Can you elaborate a little bit on the strategic roadmap in terms of Agility going more global in their presence?
Jon Erik Engeset
We are at very early stage, but one of the things that we have contributed to Agility. Agility so far has been – I mean the former Agility has been in North American operation.
We have been more international through our bus systems businesses. So Agility will build on that.
South America obviously [convert] gas that we acquired earlier this year has been transferred to Agility targeting South America, but also Africa. We have a business in Russia, Russia for obvious reasons been a little bit less exciting in business terms than we have expected a few years ago, but they have major CNG fleets in the bus system and Europe as well.
And one area that has not yet been addressed is the Refuse market outside North America. So obviously a good solution for environmental reasons, so that's one of the target areas, but we expect to give also more concrete feedback on Agility in these presentations going forward.
Fredrik Steinslien
Thank you.
Jon Erik Engeset
Question from the webcast.
Unidentified Analyst
We have a question from one of the audience and webcast from Lowland Monterey. Is the 2016 yearly outlook still on target to be significantly better than yearly 2015 as expected two quarters ago?
Jon Erik Engeset
Would you like to comment?
David Bandele
Yes. Clearly, our year-to-date performance on the topline has been 200 million lower.

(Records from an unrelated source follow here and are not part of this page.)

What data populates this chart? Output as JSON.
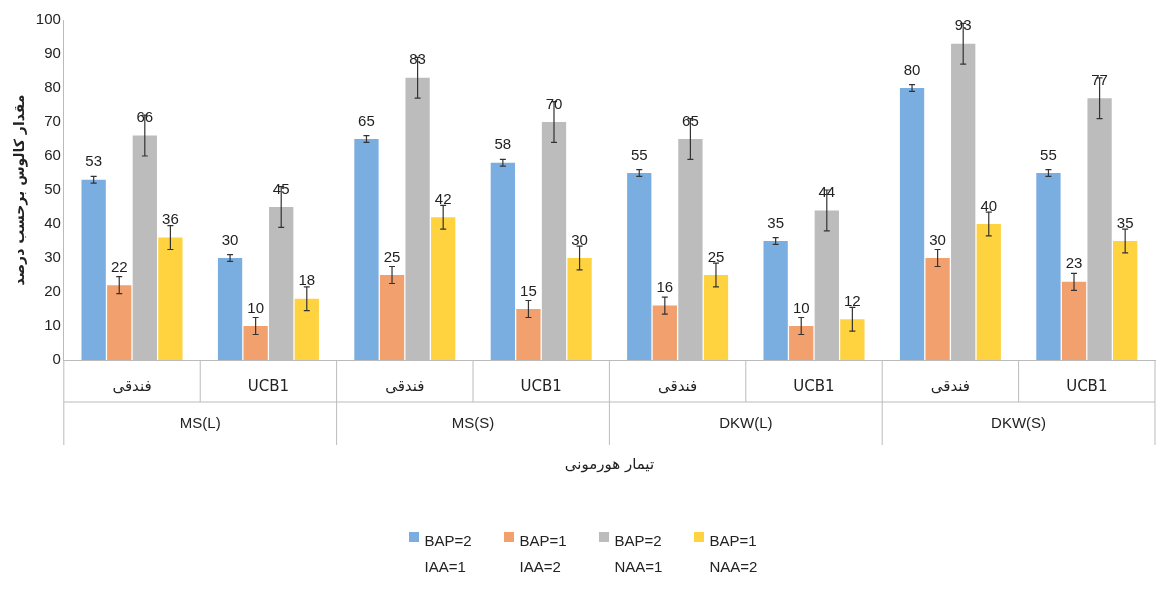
{
  "chart_data": {
    "type": "bar",
    "xlabel": "تیمار هورمونی",
    "ylabel": "مقدار کالوس برحسب درصد",
    "categories": [
      "فندقی",
      "UCB1",
      "فندقی",
      "UCB1",
      "فندقی",
      "UCB1",
      "فندقی",
      "UCB1"
    ],
    "annotations": [
      "MS(L)",
      "MS(S)",
      "DKW(L)",
      "DKW(S)"
    ],
    "series": [
      {
        "name": "BAP=2 IAA=1",
        "color": "#7aaee0",
        "values": [
          53,
          30,
          65,
          58,
          55,
          35,
          80,
          55
        ],
        "errors": [
          1,
          1,
          1,
          1,
          1,
          1,
          1,
          1
        ]
      },
      {
        "name": "BAP=1 IAA=2",
        "color": "#f2a06e",
        "values": [
          22,
          10,
          25,
          15,
          16,
          10,
          30,
          23
        ],
        "errors": [
          2.5,
          2.5,
          2.5,
          2.5,
          2.5,
          2.5,
          2.5,
          2.5
        ]
      },
      {
        "name": "BAP=2 NAA=1",
        "color": "#bcbcbc",
        "values": [
          66,
          45,
          83,
          70,
          65,
          44,
          93,
          77
        ],
        "errors": [
          6,
          6,
          6,
          6,
          6,
          6,
          6,
          6
        ]
      },
      {
        "name": "BAP=1 NAA=2",
        "color": "#ffd23f",
        "values": [
          36,
          18,
          42,
          30,
          25,
          12,
          40,
          35
        ],
        "errors": [
          3.5,
          3.5,
          3.5,
          3.5,
          3.5,
          3.5,
          3.5,
          3.5
        ]
      }
    ],
    "ylim": [
      0,
      100
    ],
    "yticks": [
      0,
      10,
      20,
      30,
      40,
      50,
      60,
      70,
      80,
      90,
      100
    ],
    "grid": false,
    "legend": "bottom",
    "data_labels": true
  }
}
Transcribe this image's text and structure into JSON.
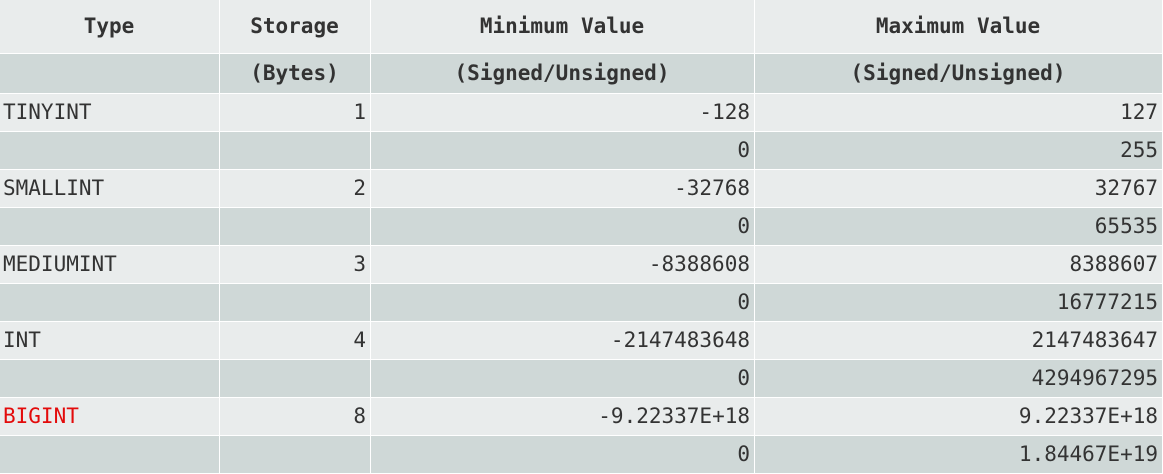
{
  "table": {
    "headers_row1": [
      "Type",
      "Storage",
      "Minimum Value",
      "Maximum Value"
    ],
    "headers_row2": [
      "",
      "(Bytes)",
      "(Signed/Unsigned)",
      "(Signed/Unsigned)"
    ],
    "rows": [
      {
        "type": "TINYINT",
        "storage": "1",
        "min": "-128",
        "max": "127"
      },
      {
        "type": "",
        "storage": "",
        "min": "0",
        "max": "255"
      },
      {
        "type": "SMALLINT",
        "storage": "2",
        "min": "-32768",
        "max": "32767"
      },
      {
        "type": "",
        "storage": "",
        "min": "0",
        "max": "65535"
      },
      {
        "type": "MEDIUMINT",
        "storage": "3",
        "min": "-8388608",
        "max": "8388607"
      },
      {
        "type": "",
        "storage": "",
        "min": "0",
        "max": "16777215"
      },
      {
        "type": "INT",
        "storage": "4",
        "min": "-2147483648",
        "max": "2147483647"
      },
      {
        "type": "",
        "storage": "",
        "min": "0",
        "max": "4294967295"
      },
      {
        "type": "BIGINT",
        "storage": "8",
        "min": "-9.22337E+18",
        "max": "9.22337E+18"
      },
      {
        "type": "",
        "storage": "",
        "min": "0",
        "max": "1.84467E+19"
      }
    ]
  },
  "colors": {
    "row_light": "#e9ecec",
    "row_dark": "#cfd8d7",
    "text": "#333333",
    "highlight": "#e30b0b"
  }
}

So I think that's really addresses that question, but the issue is that from a profitability point of view, we’ve been able to match at least how that same profitability given the lower turnover. So mobile pipeline, we expected – if you go back three quarters, we expected a recovery in second half of the year and that recovery has been slightly delayed.
But again, the good news as we saw earlier today is that North American oil and gas, large opportunity in North American oil and gas has come back and that will begin in 2016 end off and through 2017. So it's been lower than what we expected, absolutely.
But it's not – the market's not going away. It's more has been delayed.
Unidentified Analyst
Thank you. There are two more questions from Monterey.
Could you expand your comments on the U.S. oil and gas market is returning after the two-year level?
Thank you.
Jon Erik Engeset
I think on that note I will just refer to the release that we made this morning. So there is more information there.
But very encouraging that the main player in this segment is coming back with a significant order to us we think that marks a change of times.
Unidentified Analyst
And the last question. What factors will determine whether Hexagon will purchase Agility U.S.
or not?
Jon Erik Engeset
That is not an issue, I would like to debate now. Now we are very much focused together with our partners on the Agility side to make that a success.
We expect that to be the focus for the next few years and then we will make that judgment when that success is achieved.
Unidentified Analyst
Thank you. That was the questions from the webcast audience.
End of Q&A
Jon Erik Engeset
Okay. Thank you.
If there are no more questions, I thank you all for taking the time to spend with us this morning. And have a good rest of the day.